As the engine roared into life, a vast flock of crows exploded from the trees above him and rose into the glowing night sky like a black cloud as if they had been generated by the flames. The birds drifted, cawing as though they were in terrible pain, and following the procession of cars and trucks that trailed after Hilary Wing, out of the woods and towards the village.

*  *  *

In the all but deserted lounge of The Star, Commodore Wing limped behind the bar and reached for the bottle of red wine that Tom Hatcham had opened for Hilary earlier.

“Don’t, Gerry.” From her wheelchair at the corner table, Celia Root reached a hand out towards him. “Please don’t drink any more…”

The commodore put the bottle down, moved back towards the table. “You’re right. Drinking isn’t going to help.” He dropped into a chair next to Celia Root and let out a long and desperate sigh. “Nothing is going to help.”

“What have we done?” she said.

“You know very well what we did.”

She shook her head. “No, I mean, why is it so
bad
? It didn’t feel bad, at the time, did it?”

The commodore looked across at her and smiled. He had no need to answer that question.

“Anyway, isn’t it all just a silly superstition?”

“Not silly…”

“Like something out of an old horror film?”

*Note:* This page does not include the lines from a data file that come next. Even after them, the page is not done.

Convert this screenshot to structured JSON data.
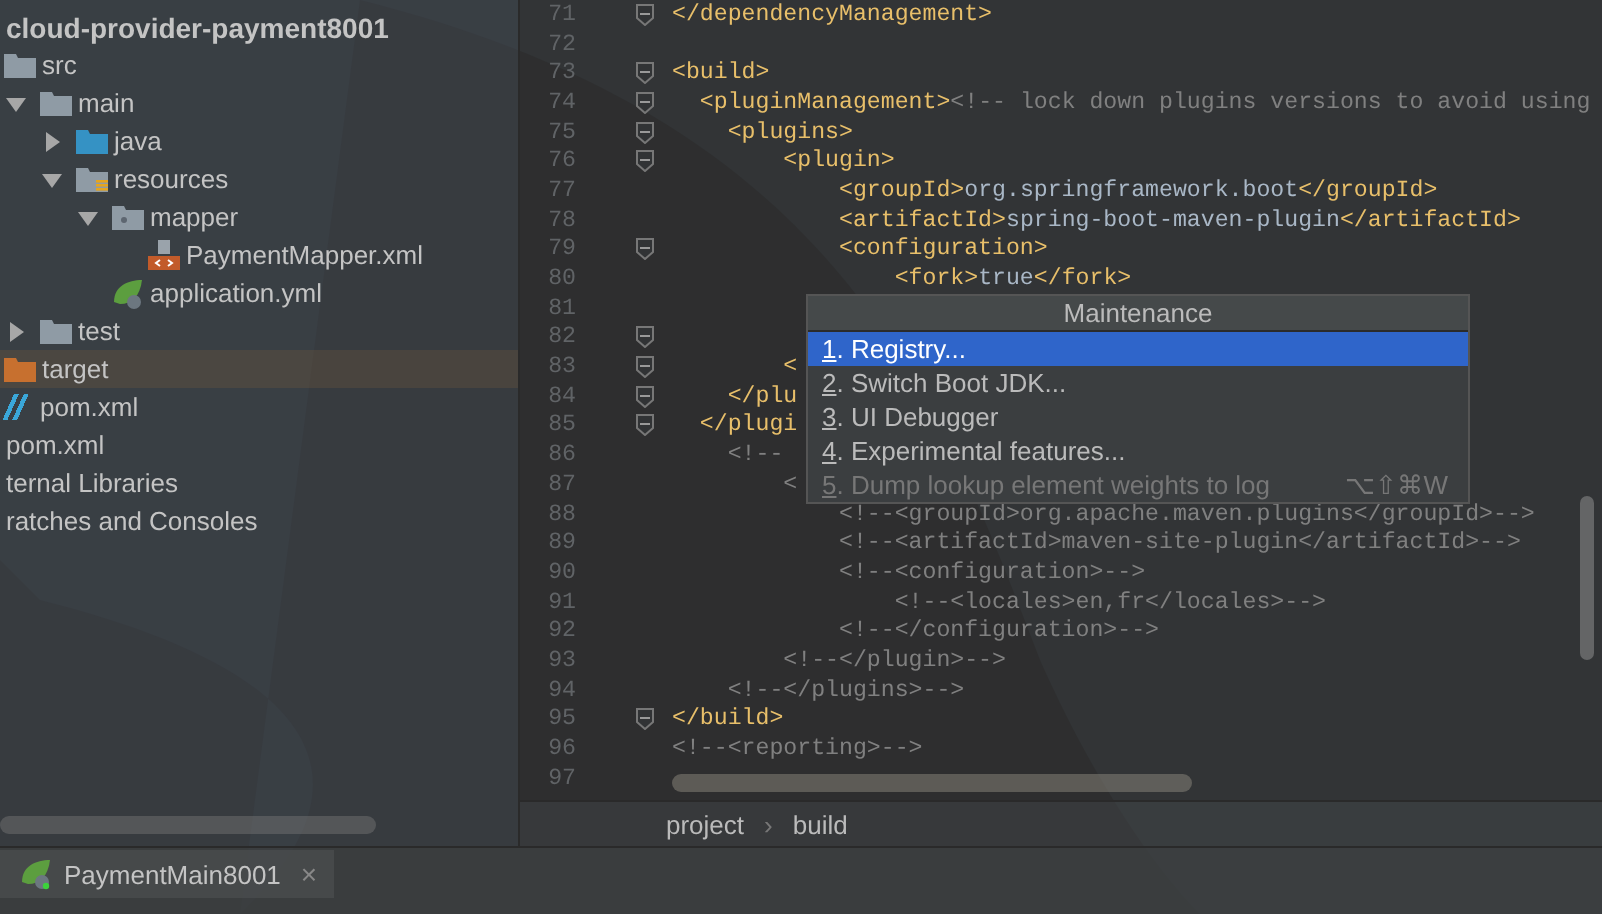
{
  "project_tree": [
    {
      "label": "cloud-provider-payment8001",
      "bold": true,
      "selected": false,
      "children": [
        {
          "label": "src",
          "kind": "folder",
          "selected": false,
          "children": [
            {
              "label": "main",
              "kind": "folder",
              "expanded": true,
              "selected": false,
              "children": [
                {
                  "label": "java",
                  "kind": "source-folder",
                  "expanded": false,
                  "selected": false
                },
                {
                  "label": "resources",
                  "kind": "resources-folder",
                  "expanded": true,
                  "selected": false,
                  "children": [
                    {
                      "label": "mapper",
                      "kind": "package-folder",
                      "expanded": true,
                      "selected": false,
                      "children": [
                        {
                          "label": "PaymentMapper.xml",
                          "kind": "xml-file",
                          "selected": false
                        }
                      ]
                    },
                    {
                      "label": "application.yml",
                      "kind": "spring-file",
                      "selected": false
                    }
                  ]
                }
              ]
            },
            {
              "label": "test",
              "kind": "folder",
              "expanded": false,
              "selected": false
            }
          ]
        },
        {
          "label": "target",
          "kind": "excluded-folder",
          "selected": true
        },
        {
          "label": "pom.xml",
          "kind": "maven-file",
          "selected": false
        }
      ]
    },
    {
      "label": "pom.xml",
      "selected": false
    },
    {
      "label": "ternal Libraries",
      "selected": false
    },
    {
      "label": "ratches and Consoles",
      "selected": false
    }
  ],
  "editor": {
    "lines": [
      {
        "number": "71",
        "fold_marker": true,
        "segments": [
          {
            "kind": "tag",
            "text": "</dependencyManagement>"
          }
        ]
      },
      {
        "number": "72",
        "fold_marker": false
      },
      {
        "number": "73",
        "fold_marker": true,
        "segments": [
          {
            "kind": "tag",
            "text": "<build>"
          }
        ]
      },
      {
        "number": "74",
        "fold_marker": true,
        "segments": [
          {
            "kind": "tag",
            "text": "  <pluginManagement>"
          },
          {
            "kind": "comment",
            "text": "<!-- lock down plugins versions to avoid using"
          }
        ]
      },
      {
        "number": "75",
        "fold_marker": true,
        "segments": [
          {
            "kind": "tag",
            "text": "    <plugins>"
          }
        ]
      },
      {
        "number": "76",
        "fold_marker": true,
        "segments": [
          {
            "kind": "tag",
            "text": "        <plugin>"
          }
        ]
      },
      {
        "number": "77",
        "fold_marker": false,
        "segments": [
          {
            "kind": "tag",
            "text": "            <groupId>"
          },
          {
            "kind": "text",
            "text": "org.springframework.boot"
          },
          {
            "kind": "tag",
            "text": "</groupId>"
          }
        ]
      },
      {
        "number": "78",
        "fold_marker": false,
        "segments": [
          {
            "kind": "tag",
            "text": "            <artifactId>"
          },
          {
            "kind": "text",
            "text": "spring-boot-maven-plugin"
          },
          {
            "kind": "tag",
            "text": "</artifactId>"
          }
        ]
      },
      {
        "number": "79",
        "fold_marker": true,
        "segments": [
          {
            "kind": "tag",
            "text": "            <configuration>"
          }
        ]
      },
      {
        "number": "80",
        "fold_marker": false,
        "segments": [
          {
            "kind": "tag",
            "text": "                <fork>"
          },
          {
            "kind": "text",
            "text": "true"
          },
          {
            "kind": "tag",
            "text": "</fork>"
          }
        ]
      },
      {
        "number": "81",
        "fold_marker": false
      },
      {
        "number": "82",
        "fold_marker": true
      },
      {
        "number": "83",
        "fold_marker": true,
        "segments": [
          {
            "kind": "tag",
            "text": "        <"
          }
        ]
      },
      {
        "number": "84",
        "fold_marker": true,
        "segments": [
          {
            "kind": "tag",
            "text": "    </plu"
          }
        ]
      },
      {
        "number": "85",
        "fold_marker": true,
        "segments": [
          {
            "kind": "tag",
            "text": "  </plugi"
          }
        ]
      },
      {
        "number": "86",
        "fold_marker": false,
        "segments": [
          {
            "kind": "comment",
            "text": "    <!--"
          }
        ]
      },
      {
        "number": "87",
        "fold_marker": false,
        "segments": [
          {
            "kind": "comment",
            "text": "        <"
          }
        ]
      },
      {
        "number": "88",
        "fold_marker": false,
        "segments": [
          {
            "kind": "comment",
            "text": "            <!--<groupId>org.apache.maven.plugins</groupId>-->"
          }
        ]
      },
      {
        "number": "89",
        "fold_marker": false,
        "segments": [
          {
            "kind": "comment",
            "text": "            <!--<artifactId>maven-site-plugin</artifactId>-->"
          }
        ]
      },
      {
        "number": "90",
        "fold_marker": false,
        "segments": [
          {
            "kind": "comment",
            "text": "            <!--<configuration>-->"
          }
        ]
      },
      {
        "number": "91",
        "fold_marker": false,
        "segments": [
          {
            "kind": "comment",
            "text": "                <!--<locales>en,fr</locales>-->"
          }
        ]
      },
      {
        "number": "92",
        "fold_marker": false,
        "segments": [
          {
            "kind": "comment",
            "text": "            <!--</configuration>-->"
          }
        ]
      },
      {
        "number": "93",
        "fold_marker": false,
        "segments": [
          {
            "kind": "comment",
            "text": "        <!--</plugin>-->"
          }
        ]
      },
      {
        "number": "94",
        "fold_marker": false,
        "segments": [
          {
            "kind": "comment",
            "text": "    <!--</plugins>-->"
          }
        ]
      },
      {
        "number": "95",
        "fold_marker": true,
        "segments": [
          {
            "kind": "tag",
            "text": "</build>"
          }
        ]
      },
      {
        "number": "96",
        "fold_marker": false,
        "segments": [
          {
            "kind": "comment",
            "text": "<!--<reporting>-->"
          }
        ]
      },
      {
        "number": "97",
        "fold_marker": false
      }
    ]
  },
  "breadcrumb": {
    "items": [
      "project",
      "build"
    ],
    "separator": "›"
  },
  "popup": {
    "title": "Maintenance",
    "items": [
      {
        "label": "1. Registry...",
        "selected": true,
        "disabled": false
      },
      {
        "label": "2. Switch Boot JDK...",
        "selected": false,
        "disabled": false
      },
      {
        "label": "3. UI Debugger",
        "selected": false,
        "disabled": false
      },
      {
        "label": "4. Experimental features...",
        "selected": false,
        "disabled": false
      },
      {
        "label": "5. Dump lookup element weights to log",
        "selected": false,
        "disabled": true,
        "shortcut": "⌥⇧⌘W"
      }
    ]
  },
  "run_tab": {
    "label": "PaymentMain8001",
    "close": "×"
  }
}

Commodore Wing knew that there was a lot more to it than that. Though he couldn’t be sure
exactly
what would happen if the Triskellion were made whole again, he knew that it was what the boy Gabriel had come for.

He knew who Gabriel was.

And he knew why Celia Root’s grandchildren … his
own
grandchildren would be the ones to find it.

It was a story he had heard from his own father, as his
father had heard it from his father before him: one that had been passed down through generations of Wings, going as far back as it was possible to go.